Of these I'm leaning towards 2. Feels like it helps users "do the right thing" while letting you customize things if necessary.
- Communicate "
IntoResponsefailed" through a response extension and check that in the given impl. This would also work with "handler returnedResult::Err" (though probably should be a separate unit type for the response extension), which people have wanted to catch in middleware pretty often.
just brainstorming here: would it make sense to extract a IntoResponseResult (or IntoFallibleResponse or ...) trait, where anything that implements IntoResponse automatically implements IntoResponseResult<Error = Infallible>? then we could keep combining responses until one fails, in which case the error response wins and we return that without caring about the other tuple contents 🤔
It should work, but I'm uncertain whether it is better than what was proposed above. I guess it is in a way less magical, but we need two new traits (also for response parts), plus docs explaining which one to implement when.

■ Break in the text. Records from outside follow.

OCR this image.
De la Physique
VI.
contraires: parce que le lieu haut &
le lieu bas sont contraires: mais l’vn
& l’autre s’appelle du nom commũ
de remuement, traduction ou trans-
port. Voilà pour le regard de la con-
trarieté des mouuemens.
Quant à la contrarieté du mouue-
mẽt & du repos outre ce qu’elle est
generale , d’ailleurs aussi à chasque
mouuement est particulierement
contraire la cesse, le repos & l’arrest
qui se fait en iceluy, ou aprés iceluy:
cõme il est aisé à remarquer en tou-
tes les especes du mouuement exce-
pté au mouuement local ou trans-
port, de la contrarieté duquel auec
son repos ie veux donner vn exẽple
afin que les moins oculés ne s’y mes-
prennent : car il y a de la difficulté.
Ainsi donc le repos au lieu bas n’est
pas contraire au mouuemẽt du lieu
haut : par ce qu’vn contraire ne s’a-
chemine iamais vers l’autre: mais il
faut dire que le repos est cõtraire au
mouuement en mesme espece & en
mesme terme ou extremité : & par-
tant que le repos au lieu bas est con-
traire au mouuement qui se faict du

We could also change IntoResponse::into_response to fn into_response(self) -> Result<Response, Response>. It would be closer to IntoResponseParts::into_response_parts(self, res: ResponseParts) -> Result<ResponseParts, Self::Error>; and we could return directly whatever the implementation considers an error.
Note that in (StatusCode, impl IntoResponseParts, impl IntoResponse), any error the intermediate IntoResponseParts return is directly returned (discarding the original status code and any previously resolved headers/extensions). Having something similar for IntoResponse seems like something we might want.